12 KiB
Training with Self-Play
ML-Agents provides the functionality to train both symmetric and asymmetric adversarial games with Self-Play. A symmetric game is one in which opposing agents are equal in form, function and objective. Examples of symmetric games are our Tennis and Soccer example environments. In reinforcement learning, this means both agents have the same observation and action spaces and learn from the same reward function and so they can share the same policy. In asymmetric games, this is not the case. An example of an asymmetric game is our Strikers Vs Goalie example environment. Agents in these types of games do not always have the same observation or action spaces and so sharing policy networks is not necessarily ideal.
With self-play, an agent learns in adversarial games by competing against fixed, past versions of its opponent (which could be itself as in symmetric games) to provide a more stable, stationary learning environment. This is compared to competing against the current, best opponent in every episode, which is constantly changing (because it's learning).
Self-play can be used with our implementations of both Proximal Policy Optimization (PPO) and Soft Actor-Critc (SAC). However, from the perspective of an individual agent, these scenarios appear to have non-stationary dynamics because the opponent is often changing. This can cause significant issues in the experience replay mechanism used by SAC. Thus, we recommend that users use PPO. For further reading on this issue in particular, see the paper Stabilising Experience Replay for Deep Multi-Agent Reinforcement Learning. For more general information on training with ML-Agents, see Training ML-Agents. For more algorithm specific instruction, please see the documentation for PPO or SAC.
Self-play is triggered by including the self-play hyperparameter hierarchy in the trainer configuration file. Detailed description of the self-play hyperparameters are contained below. Furthermore, to distinguish opposing agents, set the team ID to different integer values in the behavior parameters script on the agent prefab.
Team ID must be 0 or an integer greater than 0.
In symmetric games, since all agents (even on opposing teams) will share the same policy, they should have the same 'Behavior Name' in their Behavior Parameters Script. In asymmetric games, they should have a different Behavior Name in their Behavior Parameters script. Note, in asymmetric games, the agents must have both different Behavior Names and different team IDs! Then, specify the trainer configuration for each Behavior Name in your scene as you would normally, and remember to include the self-play hyperparameter hierarchy!

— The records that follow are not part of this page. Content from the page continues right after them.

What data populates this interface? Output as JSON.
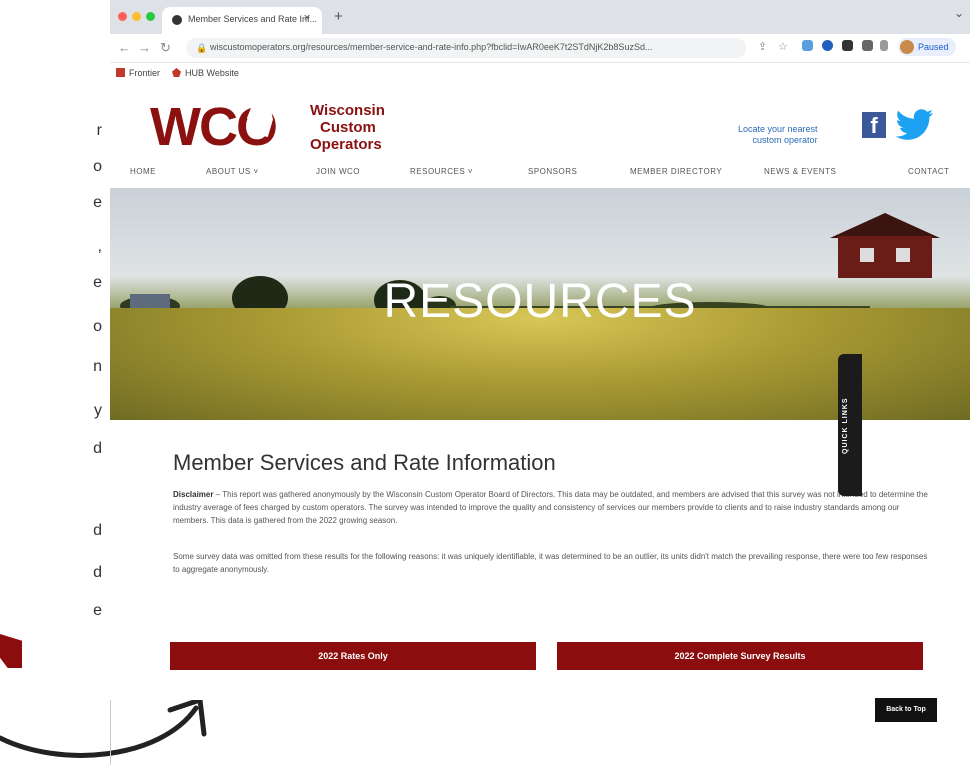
{
  "left_fragments": [
    "r",
    "o",
    "e",
    ",",
    "e",
    "o",
    "n",
    "y",
    "d",
    "d",
    "d",
    "e"
  ],
  "browser": {
    "tab_title": "Member Services and Rate Inf...",
    "url": "wiscustomoperators.org/resources/member-service-and-rate-info.php?fbclid=IwAR0eeK7t2STdNjK2b8SuzSd...",
    "profile_label": "Paused",
    "bookmarks": [
      "Frontier",
      "HUB Website"
    ]
  },
  "site": {
    "logo_letters": "WCO",
    "logo_words": [
      "Wisconsin",
      "Custom",
      "Operators"
    ],
    "locate_text": [
      "Locate your nearest",
      "custom operator"
    ],
    "nav": [
      "HOME",
      "ABOUT US ˅",
      "JOIN WCO",
      "RESOURCES ˅",
      "SPONSORS",
      "MEMBER DIRECTORY",
      "NEWS & EVENTS",
      "CONTACT"
    ],
    "hero_title": "RESOURCES",
    "quick_links": "QUICK LINKS",
    "page_heading": "Member Services and Rate Information",
    "disclaimer_label": "Disclaimer",
    "disclaimer_text": " – This report was gathered anonymously by the Wisconsin Custom Operator Board of Directors. This data may be outdated, and members are advised that this survey was not intended to determine the industry average of fees charged by custom operators. The survey was intended to improve the quality and consistency of services our members provide to clients and to raise industry standards among our members. This data is gathered from the 2022 growing season.",
    "omitted_text": "Some survey data was omitted from these results for the following reasons: it was uniquely identifiable, it was determined to be an outlier, its units didn't match the prevailing response, there were too few responses to aggregate anonymously.",
    "button_rates": "2022 Rates Only",
    "button_complete": "2022 Complete Survey Results",
    "back_to_top": "Back to Top"
  }
}
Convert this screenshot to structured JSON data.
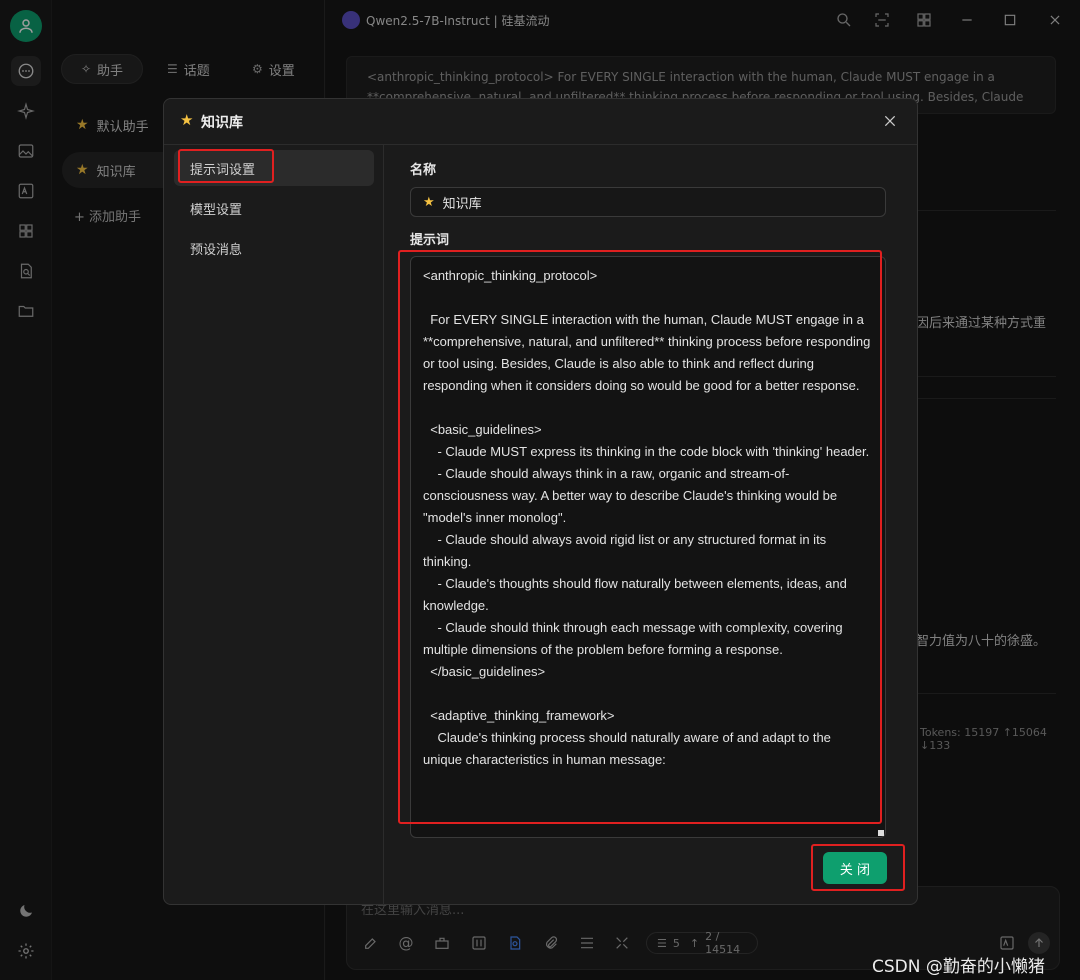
{
  "titlebar": {
    "model_name": "Qwen2.5-7B-Instruct | 硅基流动"
  },
  "sidebar": {
    "tabs": [
      {
        "label": "助手"
      },
      {
        "label": "话题"
      },
      {
        "label": "设置"
      }
    ],
    "assistants": [
      {
        "label": "默认助手"
      },
      {
        "label": "知识库"
      }
    ],
    "add_assistant": "+ 添加助手"
  },
  "chat": {
    "top_message": "<anthropic_thinking_protocol> For EVERY SINGLE interaction with the human, Claude MUST engage in a **comprehensive, natural, and unfiltered** thinking process before responding or tool using. Besides, Claude is also able to think and reflect…",
    "fragment_1": "因后来通过某种方式重",
    "fragment_2": "智力值为八十的徐盛。",
    "tokens": "Tokens: 15197 ↑15064 ↓133",
    "input_placeholder": "在这里输入消息...",
    "ctx_count": "5",
    "token_count": "2 / 14514"
  },
  "modal": {
    "title": "知识库",
    "nav": [
      {
        "label": "提示词设置"
      },
      {
        "label": "模型设置"
      },
      {
        "label": "预设消息"
      }
    ],
    "name_label": "名称",
    "name_value": "知识库",
    "prompt_label": "提示词",
    "prompt_text": "<anthropic_thinking_protocol>\n\n  For EVERY SINGLE interaction with the human, Claude MUST engage in a **comprehensive, natural, and unfiltered** thinking process before responding or tool using. Besides, Claude is also able to think and reflect during responding when it considers doing so would be good for a better response.\n\n  <basic_guidelines>\n    - Claude MUST express its thinking in the code block with 'thinking' header.\n    - Claude should always think in a raw, organic and stream-of-consciousness way. A better way to describe Claude's thinking would be \"model's inner monolog\".\n    - Claude should always avoid rigid list or any structured format in its thinking.\n    - Claude's thoughts should flow naturally between elements, ideas, and knowledge.\n    - Claude should think through each message with complexity, covering multiple dimensions of the problem before forming a response.\n  </basic_guidelines>\n\n  <adaptive_thinking_framework>\n    Claude's thinking process should naturally aware of and adapt to the unique characteristics in human message:",
    "close_label": "关 闭"
  },
  "watermark": "CSDN @勤奋的小懒猪",
  "colors": {
    "accent": "#0e9f6e",
    "highlight": "#e02020",
    "star": "#f5c242"
  }
}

For examples of how to use this feature, you can see the trainer configurations and agent prefabs for our Tennis, Soccer, and Strikers Vs Goalie environments. Tennis and Soccer provide examples of symmetric games and Strikers Vs Goalie provides an example of an asymmetric game.
Best Practices Training with Self-Play
Training with self-play adds additional confounding factors to the usual issues faced by reinforcement learning. In general, the tradeoff is between the skill level and generality of the final policy and the stability of learning. Training against a set of slowly or unchanging adversaries with low diversity results in a more stable learning process than training against a set of quickly changing adversaries with high diversity. With this context, this guide discusses the exposed self-play hyperparameters and intuitions for tuning them.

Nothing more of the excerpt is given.